9. Purfresh: The Serious Materials of food and drink purification. The company started with ozone purification systems for bottled water and vegetables and has moved into technologies for improving crop yields. It has lined up a number of customers. But scaling from this point out will be tough and likely involve lots of FDA meetings down the road. Joining an agribusiness conglomerate will give it better reach.
10. Carbonetworks: SAP has a carbon company, so Oracle and IBM are going to buy some as well. This is a law of nature. Carbonetworks will likely be one of the most sought-after because it has the name that is the easiest to remember.
Bonus: The Ones That Will Get Away
On the other hand, there are some companies that, for a variety of reasons, may have to stand alone for some time.
1. Konarka Technologies: Solar dye. Konarka has raised over $145 million but it remains locked in engineering trials. Competitors are also bringing down the price of conventional silicon panels. A great idea that has consistently been waaaaay too ahead of its time.
2. GreenFuel Technologies: It was one of the first to pump carbon dioxide into ponds full of algae to make fuel. The bad part is that there are now over 50 companies that pretty much do the same thing and they will be cheaper to buy. But GreenFuel shouldn't feel bad: Everyone in algae will have a tough time getting sold. The oil giants are going to want to see it work first. UPDATE: A few hours after this ran, GreenFuel told me that they are shutting their doors. Heed well my powers to predict the future.

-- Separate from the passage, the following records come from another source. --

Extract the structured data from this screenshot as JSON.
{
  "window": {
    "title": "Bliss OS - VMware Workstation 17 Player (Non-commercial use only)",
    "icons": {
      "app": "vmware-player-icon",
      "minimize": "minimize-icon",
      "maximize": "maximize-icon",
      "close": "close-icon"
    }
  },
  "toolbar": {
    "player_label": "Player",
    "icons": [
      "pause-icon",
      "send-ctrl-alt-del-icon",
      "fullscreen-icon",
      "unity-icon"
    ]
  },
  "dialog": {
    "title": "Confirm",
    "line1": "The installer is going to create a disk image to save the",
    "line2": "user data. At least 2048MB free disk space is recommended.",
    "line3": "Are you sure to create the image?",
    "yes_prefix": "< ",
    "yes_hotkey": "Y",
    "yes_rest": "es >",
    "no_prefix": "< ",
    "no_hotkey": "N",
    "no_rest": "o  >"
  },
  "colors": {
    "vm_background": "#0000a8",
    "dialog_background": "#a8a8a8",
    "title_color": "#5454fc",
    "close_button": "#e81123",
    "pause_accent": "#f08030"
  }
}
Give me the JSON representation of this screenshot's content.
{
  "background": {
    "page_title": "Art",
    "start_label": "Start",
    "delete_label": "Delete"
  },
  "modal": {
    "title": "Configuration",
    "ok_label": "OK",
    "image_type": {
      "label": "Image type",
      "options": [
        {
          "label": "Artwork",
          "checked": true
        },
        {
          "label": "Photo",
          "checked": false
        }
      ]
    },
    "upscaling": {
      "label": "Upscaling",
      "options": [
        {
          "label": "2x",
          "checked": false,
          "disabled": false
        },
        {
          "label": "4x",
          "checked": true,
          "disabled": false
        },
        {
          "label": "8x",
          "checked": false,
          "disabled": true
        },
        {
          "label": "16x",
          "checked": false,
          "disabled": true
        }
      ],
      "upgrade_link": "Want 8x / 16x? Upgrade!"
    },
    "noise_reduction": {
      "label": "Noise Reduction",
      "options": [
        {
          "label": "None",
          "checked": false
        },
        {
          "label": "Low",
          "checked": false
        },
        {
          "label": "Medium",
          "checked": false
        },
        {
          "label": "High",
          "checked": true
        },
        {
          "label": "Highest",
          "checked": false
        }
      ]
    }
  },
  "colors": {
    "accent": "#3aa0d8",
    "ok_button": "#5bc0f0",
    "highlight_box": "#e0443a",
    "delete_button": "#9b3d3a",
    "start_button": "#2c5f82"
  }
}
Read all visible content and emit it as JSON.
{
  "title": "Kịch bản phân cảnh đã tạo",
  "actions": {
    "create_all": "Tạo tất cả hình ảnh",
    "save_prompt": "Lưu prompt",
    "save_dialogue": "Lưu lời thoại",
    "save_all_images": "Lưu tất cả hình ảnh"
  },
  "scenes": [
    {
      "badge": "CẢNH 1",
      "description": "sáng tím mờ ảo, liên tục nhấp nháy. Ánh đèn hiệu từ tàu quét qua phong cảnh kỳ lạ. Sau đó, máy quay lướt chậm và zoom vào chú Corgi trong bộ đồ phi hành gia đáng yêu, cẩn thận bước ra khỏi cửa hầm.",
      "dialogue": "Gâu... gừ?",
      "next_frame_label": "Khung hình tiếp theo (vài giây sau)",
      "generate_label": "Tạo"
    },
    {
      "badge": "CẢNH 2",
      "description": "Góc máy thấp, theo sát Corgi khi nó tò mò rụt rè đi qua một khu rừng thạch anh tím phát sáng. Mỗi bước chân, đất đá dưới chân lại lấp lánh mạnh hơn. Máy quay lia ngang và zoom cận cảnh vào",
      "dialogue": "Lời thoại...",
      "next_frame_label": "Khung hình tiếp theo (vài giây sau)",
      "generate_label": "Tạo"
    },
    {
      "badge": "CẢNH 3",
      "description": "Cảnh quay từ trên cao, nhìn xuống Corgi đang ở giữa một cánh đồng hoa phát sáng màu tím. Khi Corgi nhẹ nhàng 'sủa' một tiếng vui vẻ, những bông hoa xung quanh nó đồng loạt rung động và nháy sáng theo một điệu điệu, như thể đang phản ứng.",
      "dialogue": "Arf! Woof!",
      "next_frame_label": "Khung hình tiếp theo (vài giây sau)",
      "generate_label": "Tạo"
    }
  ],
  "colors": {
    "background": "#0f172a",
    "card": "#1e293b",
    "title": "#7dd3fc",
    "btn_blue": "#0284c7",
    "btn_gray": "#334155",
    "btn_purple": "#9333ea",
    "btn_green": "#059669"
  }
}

3. Achates Power: One of my favorite startups. It has created a high-compression engine that will lead to cars that get over 100 miles per gallon. But there are two problems. First, the company wants to license its technology, not make engines. Executives at most large companies (outside of the medical field) would rather spend time in a minimum security prison than license intellectual property from a startup. Second, Achates' concept is in part based around plane engines from the 1930s. That creates a big prior art problem.
4. Bloom Energy: The Cleopatra of Clean Energy. It's taken over $250 million and several years to bring this blockbuster to market, and it's still not out. Whether or not it is the greatest invention since the Wheel-O or not, Bloom would be an expensive purchase. Large companies will sit on the sidelines.